中医学では、「心は神を主る」とされ、心は精神や意識、思考を司る重要な臓器です。心神不安は、心が撹乱された状態で、以下のような病理的背景が存在します:

  1. 心火の過剰
     心の陽気が過剰に高まることで、熱が生じて精神的な不安定感が現れます。痰熱の上擾や刺激物の過剰摂取がこれを助長します。

  2. 陰陽の失調
     心の陰陽のバランスが崩れると、心神が不安定になります。特に暴飲暴食や刺激物の過剰摂取は、心陽を過剰に高め、心陰を損なうことでバランスを乱します。

  3. 症状
     - 不眠(寝付きが悪い、眠りが浅い)
     - 動悸(心臓がドキドキする感覚)
     - 焦燥感、イライラ感
     - 頭が重い感覚や思考の混乱

5. 不適切な飲食の対処法

予防と養生のポイント

  1. 適量の食事を心掛ける
     脾胃の負担を減らすため、適量の食事を摂取し、暴飲暴食を避けることが基本です。

  2. 刺激物の摂取を控える
     カフェインやアルコールの過剰摂取を控え、心神に負担をかけないようにします。

  3. 胃腸を温める食事
     消化を助けるために、温かく消化しやすい食事を選ぶことが重要です。

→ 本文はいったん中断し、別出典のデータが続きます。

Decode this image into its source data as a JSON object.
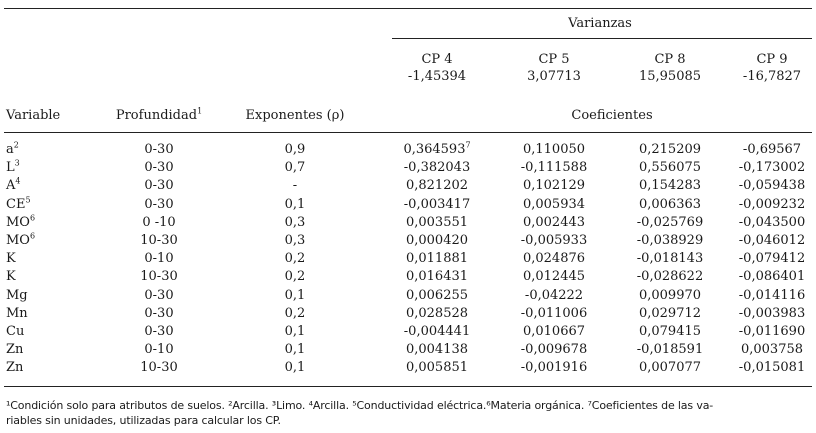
{
  "header": {
    "varianzas_label": "Varianzas",
    "coeficientes_label": "Coeficientes",
    "col_variable": "Variable",
    "col_profundidad": "Profundidad",
    "col_profundidad_sup": "1",
    "col_exponentes": "Exponentes (ρ)",
    "components": [
      {
        "name": "CP 4",
        "variance": "-1,45394"
      },
      {
        "name": "CP 5",
        "variance": "3,07713"
      },
      {
        "name": "CP 8",
        "variance": "15,95085"
      },
      {
        "name": "CP 9",
        "variance": "-16,7827"
      }
    ]
  },
  "rows": [
    {
      "variable": "a",
      "sup": "2",
      "depth": "0-30",
      "exp": "0,9",
      "cp4": "0,364593",
      "cp4_sup": "7",
      "cp5": "0,110050",
      "cp8": "0,215209",
      "cp9": "-0,69567"
    },
    {
      "variable": "L",
      "sup": "3",
      "depth": "0-30",
      "exp": "0,7",
      "cp4": "-0,382043",
      "cp4_sup": "",
      "cp5": "-0,111588",
      "cp8": "0,556075",
      "cp9": "-0,173002"
    },
    {
      "variable": "A",
      "sup": "4",
      "depth": "0-30",
      "exp": "-",
      "cp4": "0,821202",
      "cp4_sup": "",
      "cp5": "0,102129",
      "cp8": "0,154283",
      "cp9": "-0,059438"
    },
    {
      "variable": "CE",
      "sup": "5",
      "depth": "0-30",
      "exp": "0,1",
      "cp4": "-0,003417",
      "cp4_sup": "",
      "cp5": "0,005934",
      "cp8": "0,006363",
      "cp9": "-0,009232"
    },
    {
      "variable": "MO",
      "sup": "6",
      "depth": "0 -10",
      "exp": "0,3",
      "cp4": "0,003551",
      "cp4_sup": "",
      "cp5": "0,002443",
      "cp8": "-0,025769",
      "cp9": "-0,043500"
    },
    {
      "variable": "MO",
      "sup": "6",
      "depth": "10-30",
      "exp": "0,3",
      "cp4": "0,000420",
      "cp4_sup": "",
      "cp5": "-0,005933",
      "cp8": "-0,038929",
      "cp9": "-0,046012"
    },
    {
      "variable": "K",
      "sup": "",
      "depth": "0-10",
      "exp": "0,2",
      "cp4": "0,011881",
      "cp4_sup": "",
      "cp5": "0,024876",
      "cp8": "-0,018143",
      "cp9": "-0,079412"
    },
    {
      "variable": "K",
      "sup": "",
      "depth": "10-30",
      "exp": "0,2",
      "cp4": "0,016431",
      "cp4_sup": "",
      "cp5": "0,012445",
      "cp8": "-0,028622",
      "cp9": "-0,086401"
    },
    {
      "variable": "Mg",
      "sup": "",
      "depth": "0-30",
      "exp": "0,1",
      "cp4": "0,006255",
      "cp4_sup": "",
      "cp5": "-0,04222",
      "cp8": "0,009970",
      "cp9": "-0,014116"
    },
    {
      "variable": "Mn",
      "sup": "",
      "depth": "0-30",
      "exp": "0,2",
      "cp4": "0,028528",
      "cp4_sup": "",
      "cp5": "-0,011006",
      "cp8": "0,029712",
      "cp9": "-0,003983"
    },
    {
      "variable": "Cu",
      "sup": "",
      "depth": "0-30",
      "exp": "0,1",
      "cp4": "-0,004441",
      "cp4_sup": "",
      "cp5": "0,010667",
      "cp8": "0,079415",
      "cp9": "-0,011690"
    },
    {
      "variable": "Zn",
      "sup": "",
      "depth": "0-10",
      "exp": "0,1",
      "cp4": "0,004138",
      "cp4_sup": "",
      "cp5": "-0,009678",
      "cp8": "-0,018591",
      "cp9": "0,003758"
    },
    {
      "variable": "Zn",
      "sup": "",
      "depth": "10-30",
      "exp": "0,1",
      "cp4": "0,005851",
      "cp4_sup": "",
      "cp5": "-0,001916",
      "cp8": "0,007077",
      "cp9": "-0,015081"
    }
  ],
  "footnote": {
    "line1": "¹Condición solo para atributos de suelos. ²Arcilla. ³Limo. ⁴Arcilla. ⁵Conductividad eléctrica.⁶Materia orgánica. ⁷Coeficientes de las va-",
    "line2": "riables sin unidades, utilizadas para calcular los CP."
  }
}
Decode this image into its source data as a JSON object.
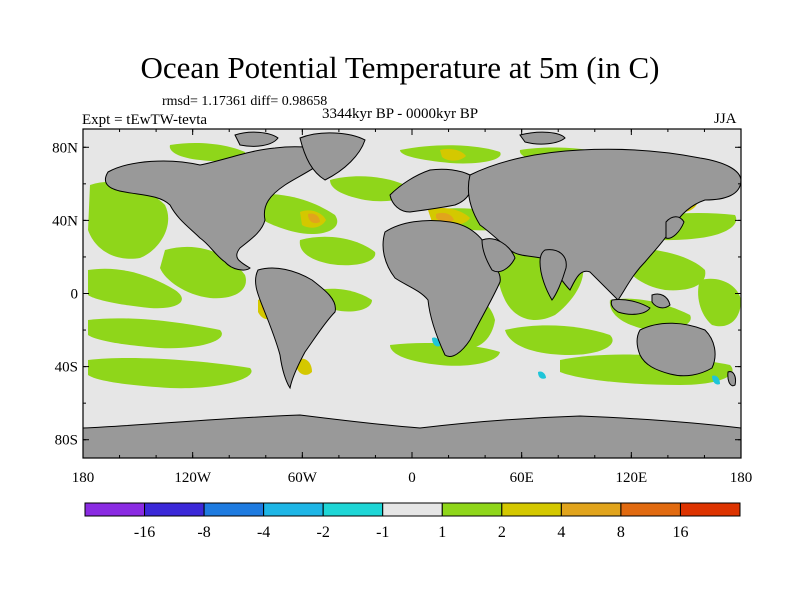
{
  "title": "Ocean Potential Temperature at 5m (in C)",
  "stats": "rmsd= 1.17361 diff= 0.98658",
  "experiment": "Expt = tEwTW-tevta",
  "period": "3344kyr BP - 0000kyr BP",
  "season": "JJA",
  "map": {
    "lon_range": [
      -180,
      180
    ],
    "lat_range": [
      -90,
      90
    ],
    "x_ticks": [
      {
        "lon": -180,
        "label": "180"
      },
      {
        "lon": -120,
        "label": "120W"
      },
      {
        "lon": -60,
        "label": "60W"
      },
      {
        "lon": 0,
        "label": "0"
      },
      {
        "lon": 60,
        "label": "60E"
      },
      {
        "lon": 120,
        "label": "120E"
      },
      {
        "lon": 180,
        "label": "180"
      }
    ],
    "y_ticks": [
      {
        "lat": 80,
        "label": "80N"
      },
      {
        "lat": 40,
        "label": "40N"
      },
      {
        "lat": 0,
        "label": "0"
      },
      {
        "lat": -40,
        "label": "40S"
      },
      {
        "lat": -80,
        "label": "80S"
      }
    ],
    "colors": {
      "land": "#999999",
      "ocean_neutral": "#e6e6e6",
      "warm_1_2": "#8fd61a",
      "warm_2_4": "#d4c800",
      "warm_4_8": "#e1a41c",
      "cool": "#1fc5d9"
    }
  },
  "colorbar": {
    "labels": [
      "-16",
      "-8",
      "-4",
      "-2",
      "-1",
      "1",
      "2",
      "4",
      "8",
      "16"
    ],
    "colors": [
      "#8a2be2",
      "#3b28d8",
      "#1e7be0",
      "#1eb6e6",
      "#1ed6d6",
      "#e6e6e6",
      "#8fd61a",
      "#d4c800",
      "#e1a41c",
      "#e16a10",
      "#dd3300"
    ]
  }
}
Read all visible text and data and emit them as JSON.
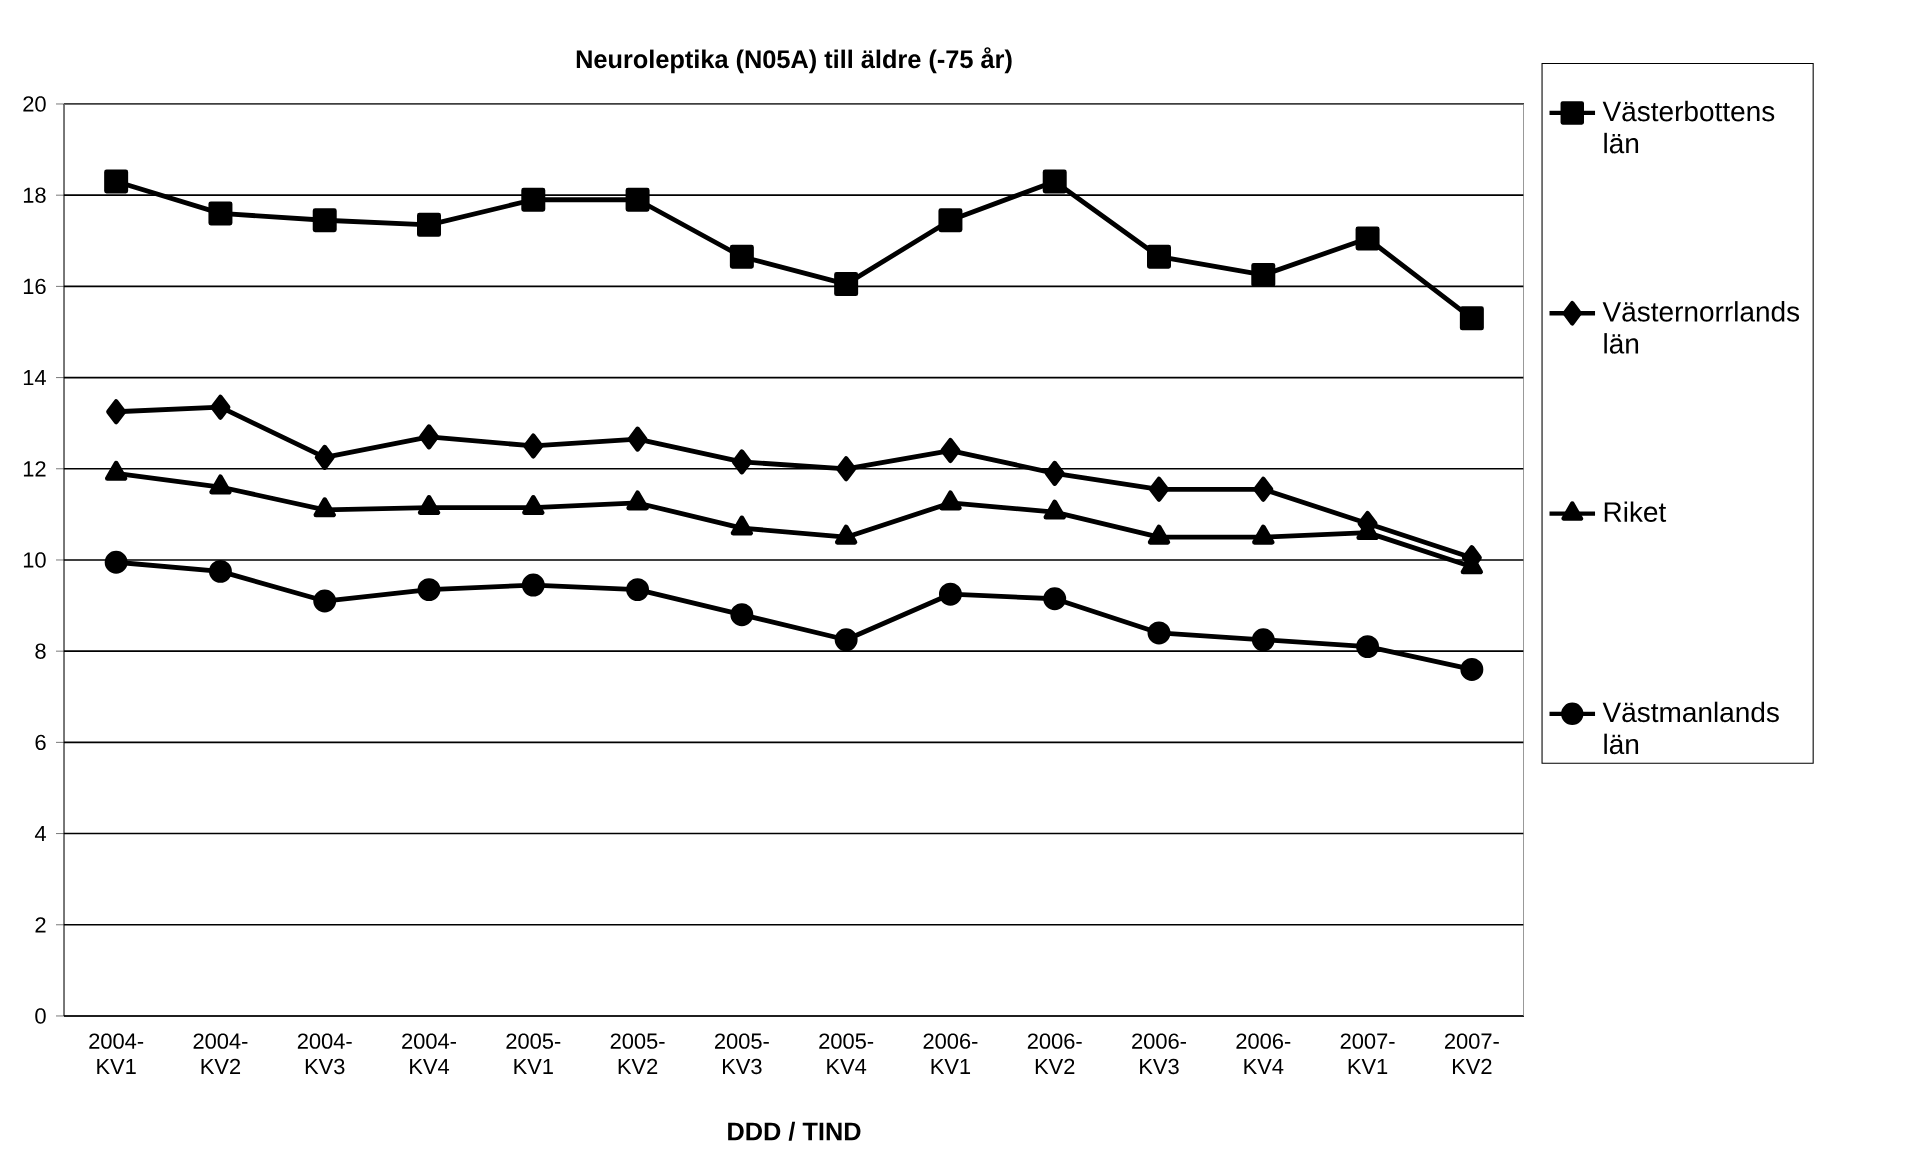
{
  "chart_data": {
    "type": "line",
    "title": "Neuroleptika (N05A) till äldre (-75 år)",
    "xlabel": "DDD / TIND",
    "categories": [
      "2004-KV1",
      "2004-KV2",
      "2004-KV3",
      "2004-KV4",
      "2005-KV1",
      "2005-KV2",
      "2005-KV3",
      "2005-KV4",
      "2006-KV1",
      "2006-KV2",
      "2006-KV3",
      "2006-KV4",
      "2007-KV1",
      "2007-KV2"
    ],
    "series": [
      {
        "name": "Västerbottens län",
        "color": "#000000",
        "marker": "square",
        "values": [
          18.3,
          17.6,
          17.45,
          17.35,
          17.9,
          17.9,
          16.65,
          16.05,
          17.45,
          18.3,
          16.65,
          16.25,
          17.05,
          15.3
        ]
      },
      {
        "name": "Västernorrlands län",
        "color": "#000000",
        "marker": "diamond",
        "values": [
          13.25,
          13.35,
          12.25,
          12.7,
          12.5,
          12.65,
          12.15,
          12.0,
          12.4,
          11.9,
          11.55,
          11.55,
          10.8,
          10.05
        ]
      },
      {
        "name": "Riket",
        "color": "#000000",
        "marker": "triangle",
        "values": [
          11.9,
          11.6,
          11.1,
          11.15,
          11.15,
          11.25,
          10.7,
          10.5,
          11.25,
          11.05,
          10.5,
          10.5,
          10.6,
          9.85
        ]
      },
      {
        "name": "Västmanlands län",
        "color": "#000000",
        "marker": "circle",
        "values": [
          9.95,
          9.75,
          9.1,
          9.35,
          9.45,
          9.35,
          8.8,
          8.25,
          9.25,
          9.15,
          8.4,
          8.25,
          8.1,
          7.6
        ]
      }
    ],
    "ylim": [
      0,
      20
    ],
    "yticks": [
      0,
      2,
      4,
      6,
      8,
      10,
      12,
      14,
      16,
      18,
      20
    ],
    "grid": "y",
    "legend": "right",
    "line_style": "solid"
  }
}
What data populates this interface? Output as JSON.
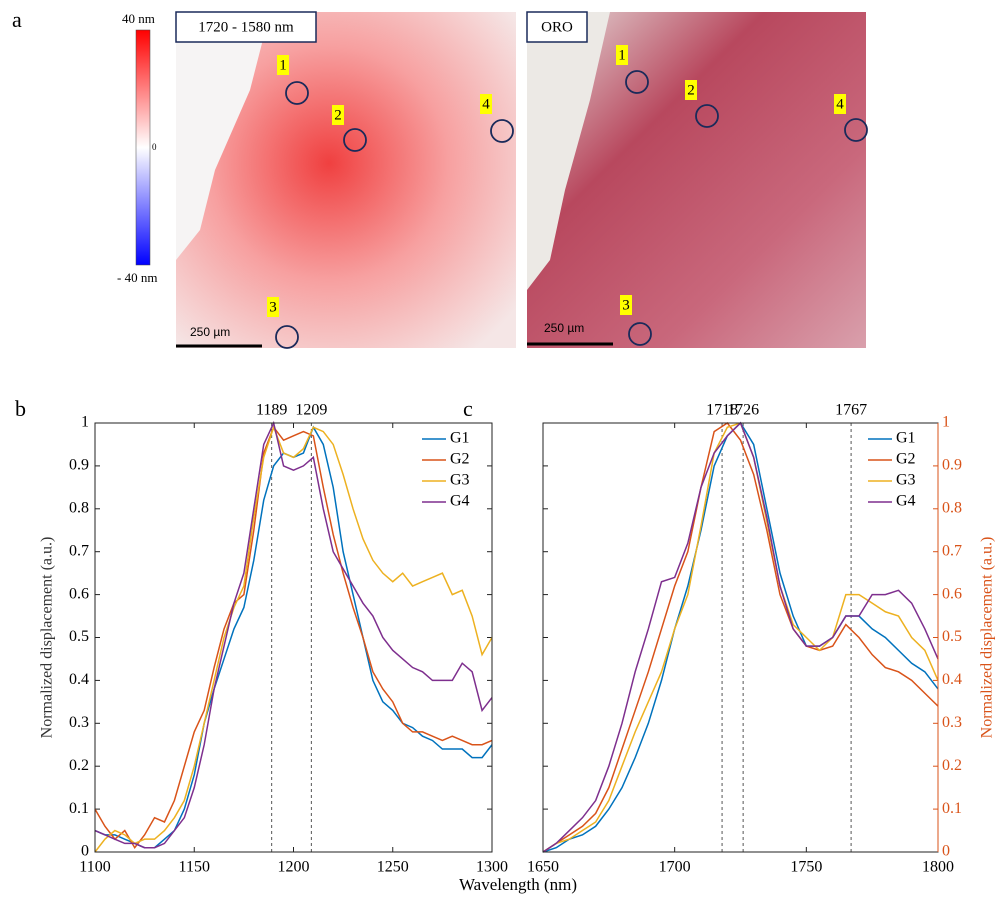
{
  "panel_a": {
    "label": "a",
    "image1_title": "1720 - 1580 nm",
    "image2_title": "ORO",
    "colorbar_labels": [
      "40 nm",
      "0",
      "- 40 nm"
    ],
    "image1_markers": [
      "1",
      "2",
      "3",
      "4"
    ],
    "image2_markers": [
      "1",
      "2",
      "3",
      "4"
    ],
    "scale_bars": [
      "250 µm",
      "250 µm"
    ]
  },
  "shared_xlabel": "Wavelength (nm)",
  "chart_data": [
    {
      "type": "line",
      "label": "b",
      "ylabel": "Normalized displacement (a.u.)",
      "x": [
        1100,
        1105,
        1110,
        1115,
        1120,
        1125,
        1130,
        1135,
        1140,
        1145,
        1150,
        1155,
        1160,
        1165,
        1170,
        1175,
        1180,
        1185,
        1190,
        1195,
        1200,
        1205,
        1210,
        1215,
        1220,
        1225,
        1230,
        1235,
        1240,
        1245,
        1250,
        1255,
        1260,
        1265,
        1270,
        1275,
        1280,
        1285,
        1290,
        1295,
        1300
      ],
      "xlim": [
        1100,
        1300
      ],
      "xticks": [
        1100,
        1150,
        1200,
        1250,
        1300
      ],
      "ylim": [
        0,
        1
      ],
      "yticks": [
        0,
        0.1,
        0.2,
        0.3,
        0.4,
        0.5,
        0.6,
        0.7,
        0.8,
        0.9,
        1
      ],
      "vlines": [
        1189,
        1209
      ],
      "legend": "top-right",
      "series": [
        {
          "name": "G1",
          "color": "#0072bd",
          "values": [
            0.05,
            0.04,
            0.04,
            0.03,
            0.02,
            0.01,
            0.01,
            0.03,
            0.05,
            0.1,
            0.18,
            0.3,
            0.38,
            0.45,
            0.52,
            0.57,
            0.68,
            0.82,
            0.9,
            0.93,
            0.92,
            0.93,
            0.99,
            0.95,
            0.85,
            0.7,
            0.6,
            0.5,
            0.4,
            0.35,
            0.33,
            0.3,
            0.29,
            0.27,
            0.26,
            0.24,
            0.24,
            0.24,
            0.22,
            0.22,
            0.25
          ]
        },
        {
          "name": "G2",
          "color": "#d95319",
          "values": [
            0.1,
            0.06,
            0.03,
            0.05,
            0.01,
            0.04,
            0.08,
            0.07,
            0.12,
            0.2,
            0.28,
            0.33,
            0.43,
            0.52,
            0.58,
            0.6,
            0.75,
            0.93,
            0.99,
            0.96,
            0.97,
            0.98,
            0.97,
            0.85,
            0.74,
            0.65,
            0.57,
            0.5,
            0.42,
            0.38,
            0.35,
            0.3,
            0.28,
            0.28,
            0.27,
            0.26,
            0.27,
            0.26,
            0.25,
            0.25,
            0.26
          ]
        },
        {
          "name": "G3",
          "color": "#edb120",
          "values": [
            0.0,
            0.03,
            0.05,
            0.04,
            0.02,
            0.03,
            0.03,
            0.05,
            0.08,
            0.12,
            0.2,
            0.3,
            0.4,
            0.5,
            0.57,
            0.62,
            0.78,
            0.92,
            0.99,
            0.93,
            0.92,
            0.94,
            0.99,
            0.98,
            0.95,
            0.88,
            0.8,
            0.73,
            0.68,
            0.65,
            0.63,
            0.65,
            0.62,
            0.63,
            0.64,
            0.65,
            0.6,
            0.61,
            0.55,
            0.46,
            0.5
          ]
        },
        {
          "name": "G4",
          "color": "#7e2f8e",
          "values": [
            0.05,
            0.04,
            0.03,
            0.02,
            0.02,
            0.01,
            0.01,
            0.02,
            0.05,
            0.08,
            0.15,
            0.25,
            0.38,
            0.48,
            0.58,
            0.65,
            0.8,
            0.95,
            1.0,
            0.9,
            0.89,
            0.9,
            0.92,
            0.8,
            0.7,
            0.66,
            0.62,
            0.58,
            0.55,
            0.5,
            0.47,
            0.45,
            0.43,
            0.42,
            0.4,
            0.4,
            0.4,
            0.44,
            0.42,
            0.33,
            0.36
          ]
        }
      ]
    },
    {
      "type": "line",
      "label": "c",
      "y2label": "Normalized displacement (a.u.)",
      "y2color": "#d95319",
      "x": [
        1650,
        1655,
        1660,
        1665,
        1670,
        1675,
        1680,
        1685,
        1690,
        1695,
        1700,
        1705,
        1710,
        1715,
        1720,
        1725,
        1730,
        1735,
        1740,
        1745,
        1750,
        1755,
        1760,
        1765,
        1770,
        1775,
        1780,
        1785,
        1790,
        1795,
        1800
      ],
      "xlim": [
        1650,
        1800
      ],
      "xticks": [
        1650,
        1700,
        1750,
        1800
      ],
      "y2lim": [
        0,
        1
      ],
      "y2ticks": [
        0,
        0.1,
        0.2,
        0.3,
        0.4,
        0.5,
        0.6,
        0.7,
        0.8,
        0.9,
        1
      ],
      "vlines": [
        1718,
        1726,
        1767
      ],
      "legend": "top-right",
      "series": [
        {
          "name": "G1",
          "color": "#0072bd",
          "axis": "y2",
          "values": [
            0.0,
            0.01,
            0.03,
            0.04,
            0.06,
            0.1,
            0.15,
            0.22,
            0.3,
            0.4,
            0.52,
            0.62,
            0.75,
            0.9,
            0.97,
            1.0,
            0.95,
            0.8,
            0.65,
            0.55,
            0.48,
            0.48,
            0.5,
            0.55,
            0.55,
            0.52,
            0.5,
            0.47,
            0.44,
            0.42,
            0.38
          ]
        },
        {
          "name": "G2",
          "color": "#d95319",
          "axis": "y2",
          "values": [
            0.0,
            0.02,
            0.04,
            0.06,
            0.09,
            0.15,
            0.24,
            0.33,
            0.42,
            0.52,
            0.62,
            0.7,
            0.85,
            0.98,
            1.0,
            0.96,
            0.88,
            0.75,
            0.6,
            0.52,
            0.48,
            0.47,
            0.48,
            0.53,
            0.5,
            0.46,
            0.43,
            0.42,
            0.4,
            0.37,
            0.34
          ]
        },
        {
          "name": "G3",
          "color": "#edb120",
          "axis": "y2",
          "values": [
            0.0,
            0.02,
            0.03,
            0.05,
            0.07,
            0.12,
            0.2,
            0.28,
            0.35,
            0.42,
            0.52,
            0.6,
            0.76,
            0.93,
            0.99,
            1.0,
            0.92,
            0.77,
            0.62,
            0.53,
            0.5,
            0.47,
            0.5,
            0.6,
            0.6,
            0.58,
            0.56,
            0.55,
            0.5,
            0.47,
            0.4
          ]
        },
        {
          "name": "G4",
          "color": "#7e2f8e",
          "axis": "y2",
          "values": [
            0.0,
            0.02,
            0.05,
            0.08,
            0.12,
            0.2,
            0.3,
            0.42,
            0.52,
            0.63,
            0.64,
            0.72,
            0.85,
            0.93,
            0.97,
            1.0,
            0.92,
            0.78,
            0.62,
            0.52,
            0.48,
            0.48,
            0.5,
            0.55,
            0.55,
            0.6,
            0.6,
            0.61,
            0.58,
            0.52,
            0.45
          ]
        }
      ]
    }
  ]
}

例として、スープやお粥などが推奨されます。

  4. 心を落ち着ける生活習慣
     精神的な安定を図るため、規則正しい生活リズムと十分な睡眠を心掛けます。また、瞑想や深呼吸などのリラックス法も効果的です。

6. 中医学的治療法

適切な漢方薬の使用

  1. 胃腸の調整
     - 六君子湯(りっくんしとう):脾胃を健やかにし、痰湿を除去する。
     - 平胃散(へいいさん):胃腸の機能を調整し、停滞を解消する。

  2. 心神の安定
     - 天王補心丹(てんのうほしんたん):心を養い、心神不安を鎮める。
     - 酸棗仁湯(さんそうにんとう):心神を安定させ、不眠を改善する。

まとめ
不適切な飲食、特に暴飲暴食や刺激物の摂取は、中医学的に宿食の停滞や痰熱の生成を引き起こし、最終的に心神不安をもたらします。これを予防するためには、食事の量と質を見直し、胃腸を健やかに保つことが重要です。また、心神の安定を図るための生活習慣や漢方薬の使用も有効です。